Photo: Felix Carroll
The introduction of a new English translation of the Roman Missal will take effect Nov. 27, the First Sunday of Advent. Changes in grammar, word order, and vocabulary are reflected throughout the new text.
A Page Turner
From the greeting through the dismissal at Mass, both parishioners and clergy in churches throughout the English-speaking world will soon be stepping into new linguistic terrain.
The result of years of painstaking work by language, biblical, and liturgical scholars will take effect Nov. 27, the First Sunday of Advent, with the introduction of a new English translation of the Roman Missal. Clergy throughout the Church, including the Marian Fathers of the Immaculate Conception, hail the new translation for its attentive adherence to the powerful meaning and beautiful imagery of the original Latin texts.
"It's an exciting opportunity," says Fr. Andy Davy, MIC, the parochial vicar of St. Mary Parish in Plano, Ill. "Through Mass, we have the opportunity to encounter Christ, so the closer we are — the more concise we are — to the actual words that Christ wants us to pray, the better we're able to worship God."

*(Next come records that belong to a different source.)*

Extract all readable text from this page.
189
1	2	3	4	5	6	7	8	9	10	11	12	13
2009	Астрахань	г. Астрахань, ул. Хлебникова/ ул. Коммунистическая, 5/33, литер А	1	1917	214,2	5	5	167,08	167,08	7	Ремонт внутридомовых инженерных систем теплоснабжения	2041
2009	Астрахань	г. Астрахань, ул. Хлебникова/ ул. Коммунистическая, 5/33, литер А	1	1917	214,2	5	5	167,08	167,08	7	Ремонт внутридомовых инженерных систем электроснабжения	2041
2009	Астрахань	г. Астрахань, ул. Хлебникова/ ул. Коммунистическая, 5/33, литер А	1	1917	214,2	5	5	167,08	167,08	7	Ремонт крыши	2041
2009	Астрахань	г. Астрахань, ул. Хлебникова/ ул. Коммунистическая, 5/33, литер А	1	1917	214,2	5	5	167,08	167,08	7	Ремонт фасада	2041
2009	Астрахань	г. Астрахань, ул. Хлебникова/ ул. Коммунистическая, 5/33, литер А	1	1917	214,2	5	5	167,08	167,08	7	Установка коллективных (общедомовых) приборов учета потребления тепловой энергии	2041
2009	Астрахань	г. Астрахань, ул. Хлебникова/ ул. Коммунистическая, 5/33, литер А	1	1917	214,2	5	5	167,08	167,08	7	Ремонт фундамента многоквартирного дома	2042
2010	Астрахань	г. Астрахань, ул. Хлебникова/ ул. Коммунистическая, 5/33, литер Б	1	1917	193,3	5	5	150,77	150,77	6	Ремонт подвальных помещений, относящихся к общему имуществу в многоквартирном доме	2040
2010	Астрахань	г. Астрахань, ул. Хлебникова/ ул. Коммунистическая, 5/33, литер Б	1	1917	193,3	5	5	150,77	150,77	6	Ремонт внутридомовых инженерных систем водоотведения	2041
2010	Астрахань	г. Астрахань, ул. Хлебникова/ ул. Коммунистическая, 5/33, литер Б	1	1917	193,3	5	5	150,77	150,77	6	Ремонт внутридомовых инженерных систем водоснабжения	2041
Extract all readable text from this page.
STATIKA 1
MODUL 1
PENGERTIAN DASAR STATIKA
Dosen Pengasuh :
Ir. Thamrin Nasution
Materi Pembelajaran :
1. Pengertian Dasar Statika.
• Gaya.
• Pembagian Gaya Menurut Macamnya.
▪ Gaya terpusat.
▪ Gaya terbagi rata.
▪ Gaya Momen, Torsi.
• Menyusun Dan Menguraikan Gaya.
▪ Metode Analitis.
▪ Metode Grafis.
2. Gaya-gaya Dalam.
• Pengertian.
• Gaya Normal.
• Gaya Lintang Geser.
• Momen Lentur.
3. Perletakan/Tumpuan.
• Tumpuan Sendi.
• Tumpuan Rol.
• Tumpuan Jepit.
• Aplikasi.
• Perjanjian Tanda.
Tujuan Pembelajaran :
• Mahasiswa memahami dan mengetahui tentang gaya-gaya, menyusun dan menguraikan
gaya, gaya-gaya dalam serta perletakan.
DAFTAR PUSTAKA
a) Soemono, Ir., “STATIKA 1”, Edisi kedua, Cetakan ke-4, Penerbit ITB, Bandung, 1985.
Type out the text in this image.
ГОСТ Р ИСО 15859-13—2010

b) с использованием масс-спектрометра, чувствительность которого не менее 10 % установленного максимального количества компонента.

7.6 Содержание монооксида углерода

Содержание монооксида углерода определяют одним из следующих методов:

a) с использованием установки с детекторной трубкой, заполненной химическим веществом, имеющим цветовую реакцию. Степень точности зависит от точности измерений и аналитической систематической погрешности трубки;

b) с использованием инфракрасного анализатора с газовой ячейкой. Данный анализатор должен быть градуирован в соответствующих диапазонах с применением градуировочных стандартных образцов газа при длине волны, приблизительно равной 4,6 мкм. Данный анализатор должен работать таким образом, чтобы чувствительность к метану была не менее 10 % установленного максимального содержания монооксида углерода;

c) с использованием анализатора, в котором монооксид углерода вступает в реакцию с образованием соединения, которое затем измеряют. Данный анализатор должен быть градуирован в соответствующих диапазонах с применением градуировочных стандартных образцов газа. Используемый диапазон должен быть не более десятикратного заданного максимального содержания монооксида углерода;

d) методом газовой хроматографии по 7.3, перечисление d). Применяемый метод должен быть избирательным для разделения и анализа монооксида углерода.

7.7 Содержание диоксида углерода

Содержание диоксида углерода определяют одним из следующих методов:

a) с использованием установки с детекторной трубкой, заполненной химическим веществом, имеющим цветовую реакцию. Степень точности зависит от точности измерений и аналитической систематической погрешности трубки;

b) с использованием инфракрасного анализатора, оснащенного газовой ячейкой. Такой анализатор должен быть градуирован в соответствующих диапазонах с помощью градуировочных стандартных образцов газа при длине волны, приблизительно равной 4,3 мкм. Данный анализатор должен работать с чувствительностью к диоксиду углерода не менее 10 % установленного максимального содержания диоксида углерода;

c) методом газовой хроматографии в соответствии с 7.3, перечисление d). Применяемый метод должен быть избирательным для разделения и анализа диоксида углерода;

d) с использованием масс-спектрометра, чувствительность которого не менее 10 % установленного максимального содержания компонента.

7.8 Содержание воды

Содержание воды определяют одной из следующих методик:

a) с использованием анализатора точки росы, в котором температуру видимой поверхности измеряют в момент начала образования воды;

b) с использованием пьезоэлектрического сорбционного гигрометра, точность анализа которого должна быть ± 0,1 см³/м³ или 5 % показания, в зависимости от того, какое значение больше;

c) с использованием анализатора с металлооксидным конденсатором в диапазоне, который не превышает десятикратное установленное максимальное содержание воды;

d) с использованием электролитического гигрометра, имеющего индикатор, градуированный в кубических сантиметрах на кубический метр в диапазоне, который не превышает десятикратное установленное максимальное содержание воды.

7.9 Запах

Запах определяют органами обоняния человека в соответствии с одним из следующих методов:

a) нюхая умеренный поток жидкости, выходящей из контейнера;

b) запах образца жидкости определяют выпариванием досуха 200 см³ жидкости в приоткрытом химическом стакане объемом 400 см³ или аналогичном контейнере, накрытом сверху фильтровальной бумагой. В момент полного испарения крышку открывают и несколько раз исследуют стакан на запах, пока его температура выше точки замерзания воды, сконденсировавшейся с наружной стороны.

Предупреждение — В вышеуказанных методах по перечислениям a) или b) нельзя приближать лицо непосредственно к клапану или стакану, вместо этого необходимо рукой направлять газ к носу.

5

Along with other English-speaking parishes, St. Mary Parish has spent months preparing. They've held workshops, provided guidelines, and published articles in church bulletins explaining the changes and the reason for their implementation. Father Andy said the concerted catechetical efforts serve as a "preemptive measure" to reduce confusion, skepticism, and frustration for what amounts to the most significant changes in the Order of the Mass in more than 40 years.
"I think the biggest question was, 'Why do we need this?'" says Andrew Kuffel, a parishioner of St. Peter Parish in Kenosha, Wis., another Marian-administered parish. "So skepticism is our biggest obstacle. As the presentations go on and we explain the reasoning behind the updates, the skepticism has turned to acceptance.
"I think this period of preparation has given us an opportunity to reflect on what it means to be a Catholic and how central the Mass is in our faith," Andrew says. "This is why we come together. This is who we are."
Still, no one expects an easy transition. Changes in grammar, word order, and vocabulary are reflected throughout the new text, in the prescribed prayers, chants, and instructions that millions of Catholics know by heart.
For instance, the Nicene Creed will now begin with "I believe in one God, the Father almighty ..." rather than "We believe ... ."
"It's a simple change," says Fr. Andy, "but it's a powerful change. It's more personal, rather than with the generic 'We.' It's like Jesus looking at us and saying, 'Who do you say I am?'"
The new translation rediscovers poetic language lost under the current text. For instance, Psalm 133 is now reflected in Eucharistic Prayer II when instead of the priest saying, "Let Your Spirit come upon these gifts to make them holy ..." he will now say, "Make holy, therefore, these gifts, we pray, by sending down Your Spirit upon them like the dewfall."
As parishioners will soon experience, the new translation encourages the nurturing of a more humble, sorrowful attitude toward God, acknowledging our dependence on His grace for our salvation.
For example, in the Confiteor (Penitential Act), instead of simply saying, "I have sinned through my own fault," we will now strike our breast three times while exclaiming
"Through my fault, through my fault, through my most grievous fault."
"This new translation [of the Confiteor] will help open us up to a deeper experience of The Divine Mercy by giving us words to not merely express an apology but to offer heartfelt contrition and sorrow for our sins," says Fr. Andy.
Confirmed by the Holy See in 2008 after being approved by the English-speaking Bishops, the new translation reflects Pope Benedict XVI's emphasis on a sacred encounter with the Lord in the liturgy. As the Holy Father says in his recent book Light of the World, "The point [of the liturgy] is to go out of and beyond ourselves, to give ourselves to [the Lord], and to let ourselves be touched by Him."
To that end, those who tend to recite the responses at Mass mechanically will soon find reason to look afresh at the Church's greatest prayer as a life-changing encounter with Christ.
"We can take for granted what is actually happening in Mass," says Fr. Andy. "Getting out of our comfort zone wakes us up. Even those growing pains of struggling at the beginning with some of the wording, that's okay, because we're rediscovering this great treasure of the Mass."